Migraine occurs in three in 20 adults and three in every four sufferers are female. People who have 15 or more days of headache in a month, with eight or more of those days being migraine, have chronic migraine. People with fewer than 15 days of headache in a month have episodic migraine. We included trials that compared botulinum toxin treatment with placebo injections of salt water, different doses of botulinum toxin, or other oral treatments to prevent migraine. We collected information for the following outcomes: number of migraine days in a month (our preferred measure); migraine severity; use of medications for migraine symptoms; disease-rating scales; quality-of-life scales; side effects; and cost effectiveness of treatment.
Trial characteristics
We found 28 clinical trials involving 4190 participants. Their average age was 42 years and eight in 10 were female. It is likely that we found all relevant trials published before December 2017. Trials were short, the longest lasting nine months. Around half the participants had chronic migraine symptoms and half episodic. Trial doses ranged from 6 to 300 units. The dose recommended for chronic migraine in the UK and USA is 155-195 units. Sixteen trials, involving 8 in 10 participants, were funded by botulinum toxin manufacturers.
Key results
Disappointingly, there was not enough detail in the trial reports about many important measures of disease for us to study them.
People with chronic migraine treated with the recommended dose of botulinum toxin had two fewer migraine days in a month than people treated with placebo. Six trials in both chronic and episodic migraine also reported the number of migraine attacks per month. Botulinum toxin was not proven to be better than placebo at reducing the number of attacks suffered per month. Botulinum toxin may reduce the severity of migraines but we need larger trials to have confidence in this result.
Three trials also compared botulinum toxin (at least 100 units) with oral treatments (sodium valproate and topiramate). There was no difference in the improvement in number of days with migraine; these data came from one trial. Botulinum toxin was no better or worse than oral treatments at reducing the scores on a migraine disability questionnaire (Migraine Disability Assessment) for people with chronic migraine. As all the results for comparison with oral treatments came from a few small trials it is likely that further large trials would change these results and so we cannot be confident in them.

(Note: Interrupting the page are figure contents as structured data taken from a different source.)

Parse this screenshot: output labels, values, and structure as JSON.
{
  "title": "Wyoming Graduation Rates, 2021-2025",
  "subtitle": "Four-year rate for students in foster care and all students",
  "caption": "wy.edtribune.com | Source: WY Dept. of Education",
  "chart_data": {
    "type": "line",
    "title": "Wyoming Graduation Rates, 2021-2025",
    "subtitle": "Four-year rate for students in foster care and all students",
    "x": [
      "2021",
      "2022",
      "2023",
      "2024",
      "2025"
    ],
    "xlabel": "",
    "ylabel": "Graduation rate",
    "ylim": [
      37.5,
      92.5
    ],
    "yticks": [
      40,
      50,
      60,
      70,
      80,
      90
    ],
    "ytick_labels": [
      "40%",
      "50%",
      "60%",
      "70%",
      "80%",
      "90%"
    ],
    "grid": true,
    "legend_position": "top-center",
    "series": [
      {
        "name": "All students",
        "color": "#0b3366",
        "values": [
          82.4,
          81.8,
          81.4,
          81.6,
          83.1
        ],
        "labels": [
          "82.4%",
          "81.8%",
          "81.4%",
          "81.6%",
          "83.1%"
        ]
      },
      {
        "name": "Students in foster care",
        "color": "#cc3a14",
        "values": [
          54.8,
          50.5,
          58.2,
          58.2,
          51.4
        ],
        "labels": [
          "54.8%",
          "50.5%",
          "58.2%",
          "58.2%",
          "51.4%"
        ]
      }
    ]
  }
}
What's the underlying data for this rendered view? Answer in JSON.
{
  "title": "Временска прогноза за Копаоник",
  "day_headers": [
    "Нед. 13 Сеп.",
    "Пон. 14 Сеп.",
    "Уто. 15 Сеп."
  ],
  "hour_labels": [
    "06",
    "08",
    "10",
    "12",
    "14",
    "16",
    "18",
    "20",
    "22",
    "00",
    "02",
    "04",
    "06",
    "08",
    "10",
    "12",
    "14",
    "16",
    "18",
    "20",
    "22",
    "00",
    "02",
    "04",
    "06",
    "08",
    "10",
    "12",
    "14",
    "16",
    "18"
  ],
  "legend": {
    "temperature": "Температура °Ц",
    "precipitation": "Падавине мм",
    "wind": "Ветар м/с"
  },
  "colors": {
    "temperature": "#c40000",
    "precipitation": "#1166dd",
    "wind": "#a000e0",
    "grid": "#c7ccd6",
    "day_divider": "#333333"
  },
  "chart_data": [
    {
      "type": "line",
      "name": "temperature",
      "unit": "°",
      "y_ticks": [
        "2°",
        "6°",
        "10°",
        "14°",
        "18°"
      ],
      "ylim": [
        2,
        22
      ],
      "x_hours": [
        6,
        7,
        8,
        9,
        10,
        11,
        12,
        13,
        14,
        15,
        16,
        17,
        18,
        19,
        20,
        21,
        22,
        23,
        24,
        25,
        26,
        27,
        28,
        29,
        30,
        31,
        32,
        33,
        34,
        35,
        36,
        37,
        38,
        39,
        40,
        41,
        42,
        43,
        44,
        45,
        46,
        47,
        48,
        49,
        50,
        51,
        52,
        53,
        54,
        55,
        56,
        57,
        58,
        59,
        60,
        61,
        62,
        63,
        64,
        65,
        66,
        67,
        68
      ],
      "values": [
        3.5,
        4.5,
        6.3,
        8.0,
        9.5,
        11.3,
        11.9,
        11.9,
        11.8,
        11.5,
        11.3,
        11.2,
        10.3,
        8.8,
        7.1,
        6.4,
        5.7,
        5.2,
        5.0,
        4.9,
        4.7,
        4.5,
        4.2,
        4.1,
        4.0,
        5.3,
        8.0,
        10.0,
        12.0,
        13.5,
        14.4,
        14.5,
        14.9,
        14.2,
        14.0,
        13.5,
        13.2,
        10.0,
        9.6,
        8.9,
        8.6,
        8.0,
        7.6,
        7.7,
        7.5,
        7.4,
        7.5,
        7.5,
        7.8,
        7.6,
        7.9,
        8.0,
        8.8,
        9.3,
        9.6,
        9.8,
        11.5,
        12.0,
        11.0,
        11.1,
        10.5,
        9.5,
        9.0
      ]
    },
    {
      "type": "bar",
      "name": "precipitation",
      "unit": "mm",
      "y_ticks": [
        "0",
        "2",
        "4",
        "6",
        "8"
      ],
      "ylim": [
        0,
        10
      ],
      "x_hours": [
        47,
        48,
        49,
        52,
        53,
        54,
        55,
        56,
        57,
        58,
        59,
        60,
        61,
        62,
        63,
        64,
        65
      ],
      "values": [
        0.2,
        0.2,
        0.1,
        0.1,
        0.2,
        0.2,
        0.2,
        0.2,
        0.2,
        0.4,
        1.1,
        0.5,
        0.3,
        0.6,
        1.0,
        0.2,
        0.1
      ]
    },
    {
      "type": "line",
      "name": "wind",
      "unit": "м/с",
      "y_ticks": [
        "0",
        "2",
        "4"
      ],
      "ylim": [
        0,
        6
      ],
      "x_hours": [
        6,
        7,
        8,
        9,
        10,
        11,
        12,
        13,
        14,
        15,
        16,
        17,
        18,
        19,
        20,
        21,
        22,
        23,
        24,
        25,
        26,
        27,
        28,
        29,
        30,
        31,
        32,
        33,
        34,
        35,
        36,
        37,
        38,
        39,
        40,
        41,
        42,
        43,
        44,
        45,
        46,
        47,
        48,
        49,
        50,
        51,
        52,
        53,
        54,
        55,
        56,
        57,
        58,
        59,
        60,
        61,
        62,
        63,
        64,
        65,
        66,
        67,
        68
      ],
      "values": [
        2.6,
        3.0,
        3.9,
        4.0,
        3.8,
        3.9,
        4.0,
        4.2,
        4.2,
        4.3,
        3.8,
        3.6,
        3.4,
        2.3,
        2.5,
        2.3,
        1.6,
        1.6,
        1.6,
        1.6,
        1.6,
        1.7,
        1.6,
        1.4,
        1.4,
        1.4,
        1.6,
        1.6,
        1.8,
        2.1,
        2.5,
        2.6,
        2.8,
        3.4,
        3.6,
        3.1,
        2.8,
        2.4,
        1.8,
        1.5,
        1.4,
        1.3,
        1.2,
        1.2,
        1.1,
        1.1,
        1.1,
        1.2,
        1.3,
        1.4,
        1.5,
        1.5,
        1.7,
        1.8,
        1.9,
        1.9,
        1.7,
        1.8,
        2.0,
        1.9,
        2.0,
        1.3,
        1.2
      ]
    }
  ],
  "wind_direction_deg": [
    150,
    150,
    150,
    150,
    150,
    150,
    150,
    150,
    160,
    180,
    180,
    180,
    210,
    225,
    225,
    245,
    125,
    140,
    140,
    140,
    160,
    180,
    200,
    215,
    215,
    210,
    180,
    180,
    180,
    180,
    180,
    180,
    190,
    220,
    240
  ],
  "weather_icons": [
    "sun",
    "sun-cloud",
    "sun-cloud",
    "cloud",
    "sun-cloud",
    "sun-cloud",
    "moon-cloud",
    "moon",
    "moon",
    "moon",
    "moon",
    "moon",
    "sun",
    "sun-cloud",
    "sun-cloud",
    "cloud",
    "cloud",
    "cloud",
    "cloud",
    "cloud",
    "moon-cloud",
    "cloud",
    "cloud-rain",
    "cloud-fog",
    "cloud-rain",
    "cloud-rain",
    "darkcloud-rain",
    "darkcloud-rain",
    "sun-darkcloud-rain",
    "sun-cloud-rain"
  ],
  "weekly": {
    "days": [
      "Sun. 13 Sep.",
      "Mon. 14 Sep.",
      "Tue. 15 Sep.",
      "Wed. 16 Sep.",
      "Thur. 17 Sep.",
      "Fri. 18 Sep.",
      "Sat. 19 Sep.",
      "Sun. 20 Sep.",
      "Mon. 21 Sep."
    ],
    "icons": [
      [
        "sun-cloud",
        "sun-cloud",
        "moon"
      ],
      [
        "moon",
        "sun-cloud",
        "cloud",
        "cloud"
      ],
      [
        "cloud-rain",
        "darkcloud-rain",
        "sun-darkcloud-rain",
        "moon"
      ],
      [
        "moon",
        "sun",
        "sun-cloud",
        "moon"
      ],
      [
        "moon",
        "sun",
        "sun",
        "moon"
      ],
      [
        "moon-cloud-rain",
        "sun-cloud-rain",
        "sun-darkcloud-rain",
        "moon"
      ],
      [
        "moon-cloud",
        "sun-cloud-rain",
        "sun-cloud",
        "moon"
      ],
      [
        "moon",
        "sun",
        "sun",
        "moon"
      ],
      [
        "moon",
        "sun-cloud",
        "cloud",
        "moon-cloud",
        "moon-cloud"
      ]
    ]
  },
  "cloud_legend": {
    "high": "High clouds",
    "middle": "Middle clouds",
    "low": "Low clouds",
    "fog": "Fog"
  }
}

Of the participants treated with botulinum toxin, 60 in 100 reported side effects (most common was drooping eyelid or muscle weakness), which was a little higher than the number receiving placebo (47 in 100). No difference was seen in the risk of side effects between botulinum toxin and oral treatments. Participants from two small trials were nearly four times less likely to stop their treatment if they were given botulinum toxin than if they had oral treatments. Information about side effects was reported for 8 in 10 trial participants.
Quality of the evidence
We rated the quality of the evidence from trials using four levels: very low, low, moderate or high. Very low-quality evidence means that we are very uncertain about the results. High-quality evidence means that we are very confident in the results. The results for the change in migraine days for people with chronic migraine and the number of side effects experienced were based on moderate-quality evidence. All other results discussed in this summary were low or very low-quality evidence, so the true effect is likely to be different to these results.
Authors' conclusions:
In chronic migraine, botulinum toxin type A may reduce the number of migraine days per month by 2 days compared with placebo treatment. Non-serious adverse events were
probably experienced by 60/100 participants in the treated group
compared with 47/100 in the placebo group. For people with episodic migraine, we
remain uncertain whether or not this treatment is effective because the
quality of this limited evidence is very low. Better reporting of outcome measures in published trials would provide a more complete evidence base on which to draw conclusions.